PgmNr W4126: Textpresso: mining full text for efficiently obtaining information from the biological literature.

Authors:
Paul Sternberg 1 ; Hans-Michael Müller 1 ; Yuling Li 1 ; Kimberly Van Auken 1 ; Christian Grove 1 ; Karen Yook 1 ; Ranjana Kishore 1 ; Seth Carbon 2 ; Chris Mungall 2 ; Suzanna Lewis 2


Institutes
1) Division of Biology and Biological Engineering, California Inst of Technology, Pasadena, CA; 2) Genomics Division, Lawrence Berkeley National Lab, Berkeley,CA USA.

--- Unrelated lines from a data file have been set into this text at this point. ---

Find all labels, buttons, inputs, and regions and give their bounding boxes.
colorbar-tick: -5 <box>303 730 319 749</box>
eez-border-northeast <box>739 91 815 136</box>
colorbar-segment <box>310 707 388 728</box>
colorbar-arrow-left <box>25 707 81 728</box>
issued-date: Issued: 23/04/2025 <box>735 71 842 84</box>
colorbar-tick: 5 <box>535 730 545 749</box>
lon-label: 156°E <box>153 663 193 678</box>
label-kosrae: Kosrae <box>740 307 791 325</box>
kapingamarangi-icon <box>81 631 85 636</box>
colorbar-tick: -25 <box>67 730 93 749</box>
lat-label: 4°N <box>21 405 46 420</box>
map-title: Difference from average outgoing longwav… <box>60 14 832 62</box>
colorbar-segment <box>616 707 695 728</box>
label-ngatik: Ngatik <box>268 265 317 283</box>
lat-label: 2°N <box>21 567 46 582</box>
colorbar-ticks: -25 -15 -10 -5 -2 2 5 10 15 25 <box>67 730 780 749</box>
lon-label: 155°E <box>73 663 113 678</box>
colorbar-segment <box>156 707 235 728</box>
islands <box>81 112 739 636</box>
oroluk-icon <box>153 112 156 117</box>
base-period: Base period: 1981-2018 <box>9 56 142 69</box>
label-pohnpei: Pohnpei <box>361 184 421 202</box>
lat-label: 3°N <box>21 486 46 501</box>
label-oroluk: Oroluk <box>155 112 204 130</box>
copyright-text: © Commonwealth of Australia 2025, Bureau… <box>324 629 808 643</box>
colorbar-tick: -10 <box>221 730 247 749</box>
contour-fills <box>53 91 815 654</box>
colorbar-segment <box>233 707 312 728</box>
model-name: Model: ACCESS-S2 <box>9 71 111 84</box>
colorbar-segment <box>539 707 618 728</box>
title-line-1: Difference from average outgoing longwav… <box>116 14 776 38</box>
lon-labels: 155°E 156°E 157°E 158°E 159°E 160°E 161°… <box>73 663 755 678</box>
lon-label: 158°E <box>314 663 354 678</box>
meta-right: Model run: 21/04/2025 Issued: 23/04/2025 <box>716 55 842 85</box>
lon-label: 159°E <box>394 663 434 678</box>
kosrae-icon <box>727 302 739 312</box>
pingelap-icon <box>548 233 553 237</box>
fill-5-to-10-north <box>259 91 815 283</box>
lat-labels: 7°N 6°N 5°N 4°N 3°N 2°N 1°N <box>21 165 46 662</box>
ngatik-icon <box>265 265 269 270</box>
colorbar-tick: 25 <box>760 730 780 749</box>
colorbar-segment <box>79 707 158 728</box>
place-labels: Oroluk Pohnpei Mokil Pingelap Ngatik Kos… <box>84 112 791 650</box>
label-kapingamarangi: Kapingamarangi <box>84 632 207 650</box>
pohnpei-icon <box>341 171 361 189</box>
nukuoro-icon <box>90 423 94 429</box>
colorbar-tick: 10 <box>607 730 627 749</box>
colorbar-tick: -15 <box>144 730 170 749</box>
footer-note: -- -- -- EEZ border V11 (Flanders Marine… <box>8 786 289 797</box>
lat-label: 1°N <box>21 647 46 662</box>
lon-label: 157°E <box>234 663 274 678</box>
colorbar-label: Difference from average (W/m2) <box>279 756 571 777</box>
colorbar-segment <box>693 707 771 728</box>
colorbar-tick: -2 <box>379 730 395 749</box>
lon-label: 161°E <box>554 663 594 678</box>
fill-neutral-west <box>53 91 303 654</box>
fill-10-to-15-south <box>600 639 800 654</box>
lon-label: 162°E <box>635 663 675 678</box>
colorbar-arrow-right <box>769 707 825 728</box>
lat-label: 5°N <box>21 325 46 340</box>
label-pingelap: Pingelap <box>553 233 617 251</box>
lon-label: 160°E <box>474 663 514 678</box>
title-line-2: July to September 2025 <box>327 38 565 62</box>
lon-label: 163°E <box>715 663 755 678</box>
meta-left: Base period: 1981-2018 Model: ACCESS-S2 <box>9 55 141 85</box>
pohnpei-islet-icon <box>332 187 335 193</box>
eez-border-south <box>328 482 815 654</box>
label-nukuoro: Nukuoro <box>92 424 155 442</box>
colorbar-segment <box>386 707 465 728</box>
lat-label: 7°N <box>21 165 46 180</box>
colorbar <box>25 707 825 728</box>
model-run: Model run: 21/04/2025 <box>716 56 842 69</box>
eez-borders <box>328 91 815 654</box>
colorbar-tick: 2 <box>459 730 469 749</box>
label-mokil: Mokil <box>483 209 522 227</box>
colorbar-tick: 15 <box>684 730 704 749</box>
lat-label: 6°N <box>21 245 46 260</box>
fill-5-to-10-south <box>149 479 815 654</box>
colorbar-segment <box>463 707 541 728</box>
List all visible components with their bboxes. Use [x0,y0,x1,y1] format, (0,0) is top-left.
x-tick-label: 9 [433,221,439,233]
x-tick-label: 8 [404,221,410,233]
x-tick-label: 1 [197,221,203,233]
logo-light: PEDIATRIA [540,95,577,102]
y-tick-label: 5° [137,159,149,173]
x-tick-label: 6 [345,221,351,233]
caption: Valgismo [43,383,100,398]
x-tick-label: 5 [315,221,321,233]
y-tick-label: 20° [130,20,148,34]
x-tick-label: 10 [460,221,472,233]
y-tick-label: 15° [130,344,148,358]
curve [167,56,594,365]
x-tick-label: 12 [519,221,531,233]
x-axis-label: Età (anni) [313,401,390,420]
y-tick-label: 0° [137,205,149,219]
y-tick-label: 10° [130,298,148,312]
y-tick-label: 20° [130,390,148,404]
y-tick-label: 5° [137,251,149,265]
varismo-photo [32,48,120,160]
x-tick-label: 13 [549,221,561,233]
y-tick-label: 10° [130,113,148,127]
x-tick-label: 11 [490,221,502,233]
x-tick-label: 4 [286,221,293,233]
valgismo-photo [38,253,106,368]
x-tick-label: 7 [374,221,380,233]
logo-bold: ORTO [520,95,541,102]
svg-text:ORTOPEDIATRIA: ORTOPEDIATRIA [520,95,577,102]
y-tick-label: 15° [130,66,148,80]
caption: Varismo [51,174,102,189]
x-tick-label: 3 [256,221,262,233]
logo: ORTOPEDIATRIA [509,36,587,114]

Keyword: Other ( database )

Abstract:

We all face a continual increase in the number of papers whose content we need to know. Curators at biological databases such as WormBase also need to efficiently locate and extract information from this expanding corpus of papers. To help reduce the tedium and cost of scouring the literature for specific experimental results, we developed the Textpresso text mining system available at www.textpresso.org.  We have completely rewritten the system to scale to millions of papers (e.g., all of PubMedCentral) and to help biocurators at the model organism databases and the Gene Ontology Consortium (GOC) make annotations to genes, cells, molecules and so forth. Textpresso indexes individual sentences with keywords and categories of terms that allow highly specific searches. Category searches in C. elegans Textpresso allow you to find all sentences in any C. elegans paper that mentions, for example, a worm gene and a human disease, or a drug, a cell type and a phenotype. Textpresso also indexes the Drosophila, mouse, zebrafish and yeast literature. We are now integrating the new system (TextpressoCentral) into the GOC’s Common Annotation Framework. This framework was designed to work for all biological literature and allows annotation using the Noctua curation tool developed to support GO’s more expressive LEGO curation paradigm, which relates gene products to specific functions in context.  We will explain the use of Textpresso for individual researchers and for biocurators, and howTextpresso will make your life better by making it much easier to find particular information quickly. For example, by automating the process of skimming thousands of papers for some detailed information, Textpresso will allow you to spend more time reading papers.